能動負荷を使い利得を高めた増幅回路で発生する課題として、応答速度が遅くなることが残っています。この課題への対処方法を紹介しましょう。
応答速度が遅くなるのは、MOSFET(M3)のゲートとドレインの間に寄生する静電容量Cgdが原因です。増幅回路の入力と出力の間にある静電容量なので、ミラー効果によって静電容量が利得倍に増えて、応答速度の低下を引き起こしてしまうのです。

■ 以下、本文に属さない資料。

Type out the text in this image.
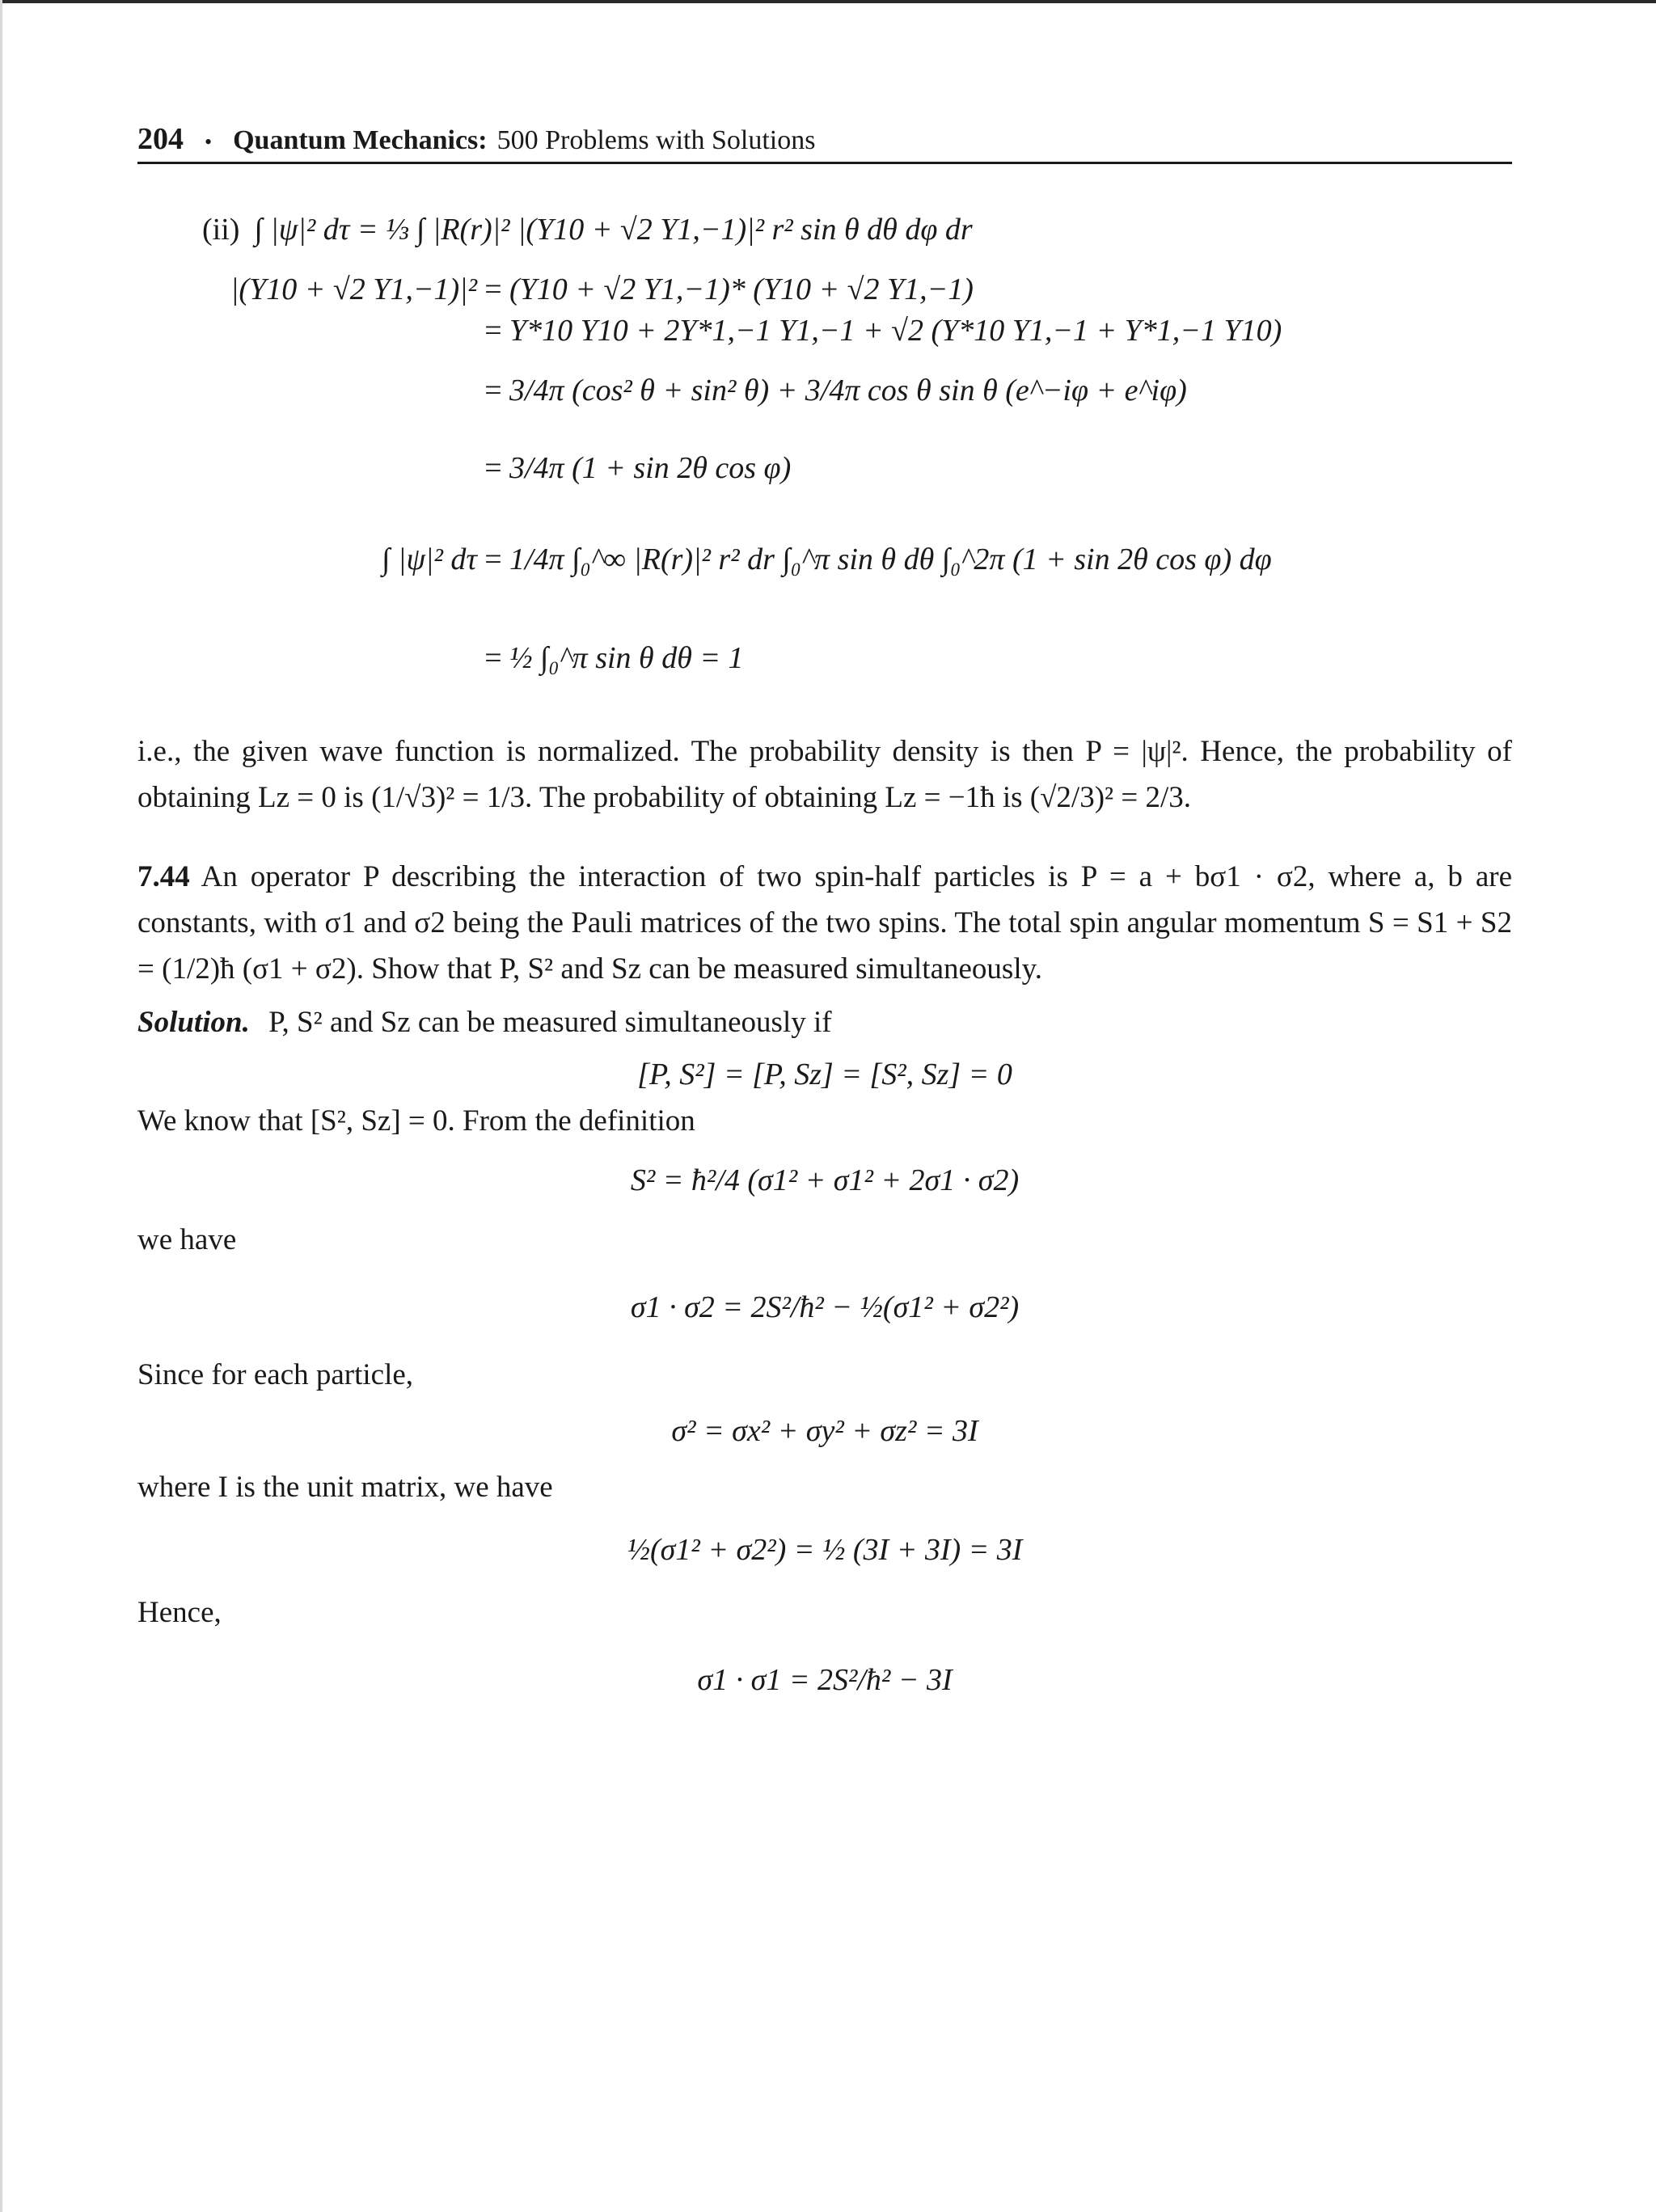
204 • Quantum Mechanics: 500 Problems with Solutions
(ii) ∫ |ψ|² dτ = ⅓ ∫ |R(r)|² |(Y10 + √2 Y1,−1)|² r² sin θ dθ dφ dr
|(Y10 + √2 Y1,−1)|² = (Y10 + √2 Y1,−1)* (Y10 + √2 Y1,−1)
= Y*10 Y10 + 2Y*1,−1 Y1,−1 + √2 (Y*10 Y1,−1 + Y*1,−1 Y10)
= 3/4π (cos² θ + sin² θ) + 3/4π cos θ sin θ (e^−iφ + e^iφ)
= 3/4π (1 + sin 2θ cos φ)
∫ |ψ|² dτ = 1/4π ∫₀^∞ |R(r)|² r² dr ∫₀^π sin θ dθ ∫₀^2π (1 + sin 2θ cos φ) dφ
= ½ ∫₀^π sin θ dθ = 1

i.e., the given wave function is normalized. The probability density is then P = |ψ|². Hence, the probability of obtaining Lz = 0 is (1/√3)² = 1/3. The probability of obtaining Lz = −1ħ is (√2/3)² = 2/3.

7.44 An operator P describing the interaction of two spin-half particles is P = a + bσ1 · σ2, where a, b are constants, with σ1 and σ2 being the Pauli matrices of the two spins. The total spin angular momentum S = S1 + S2 = (1/2)ħ (σ1 + σ2). Show that P, S² and Sz can be measured simultaneously.

Solution. P, S² and Sz can be measured simultaneously if

[P, S²] = [P, Sz] = [S², Sz] = 0
We know that [S², Sz] = 0. From the definition
S² = ħ²/4 (σ1² + σ1² + 2σ1 · σ2)
we have
σ1 · σ2 = 2S²/ħ² − ½(σ1² + σ2²)
Since for each particle,
σ² = σx² + σy² + σz² = 3I
where I is the unit matrix, we have
½(σ1² + σ2²) = ½ (3I + 3I) = 3I
Hence,
σ1 · σ1 = 2S²/ħ² − 3I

ミラー効果を抑制するために、図1の増幅回路にさらにゲート接地回路を追加しました(図3)。ゲート接地回路は、バイポーラトランジスタのベース接地回路と同じ効果が得られ、応答速度を高められます。(ミラー効果やベース接地回路の動作については、第10回の「エミッタ接地回路のサプリメント 〜 ベース接地回路 〜」を参照して下さい)

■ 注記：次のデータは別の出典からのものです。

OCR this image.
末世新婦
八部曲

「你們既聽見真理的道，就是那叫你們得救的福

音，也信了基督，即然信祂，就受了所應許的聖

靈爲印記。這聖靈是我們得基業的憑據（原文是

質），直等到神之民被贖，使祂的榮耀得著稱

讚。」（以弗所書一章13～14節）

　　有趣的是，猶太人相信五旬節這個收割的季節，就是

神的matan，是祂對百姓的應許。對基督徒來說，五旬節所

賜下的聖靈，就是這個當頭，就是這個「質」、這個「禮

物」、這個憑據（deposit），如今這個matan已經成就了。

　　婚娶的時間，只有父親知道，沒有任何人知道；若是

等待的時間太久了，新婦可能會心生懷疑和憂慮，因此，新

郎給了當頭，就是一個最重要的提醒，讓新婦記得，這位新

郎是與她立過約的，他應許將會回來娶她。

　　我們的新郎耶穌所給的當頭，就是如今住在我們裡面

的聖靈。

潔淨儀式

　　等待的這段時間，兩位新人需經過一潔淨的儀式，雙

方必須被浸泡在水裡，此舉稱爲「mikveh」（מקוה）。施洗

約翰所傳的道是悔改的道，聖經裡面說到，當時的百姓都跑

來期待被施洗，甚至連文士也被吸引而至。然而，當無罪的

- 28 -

図4(a)に、ゲート接地回路を使ったミラー効果対策を施した増幅回路の交流解析の結果を示しました。ゲート接地回路の効果は一目瞭然で、高域遮断周波数がおよそ10MHzから100MHzに向上しました。
また、高域遮断周波数よりも低い周波数帯域で、利得が2dBほど高くなっていることも分かります。これは、M3とM7がカスケード接続されたことで、より出力インピーダンスが高くなり、理想的な電流源に近づいたためです。
図4(b)に過渡解析の結果を示しました。周波数が50MHz、振幅が100mVppの信号を図3の回路に入力したときの出力です。ゲート接地回路を追加した方が、振幅が大きくなっていることを確認できました。
次回は、これまで紹介してきた幾つかの要素回路を組み合わせましょう。バイポーラトラジスタを使って紹介した差動対と、MOSFETの増幅回路を組み合わせた回路を解説する予定です。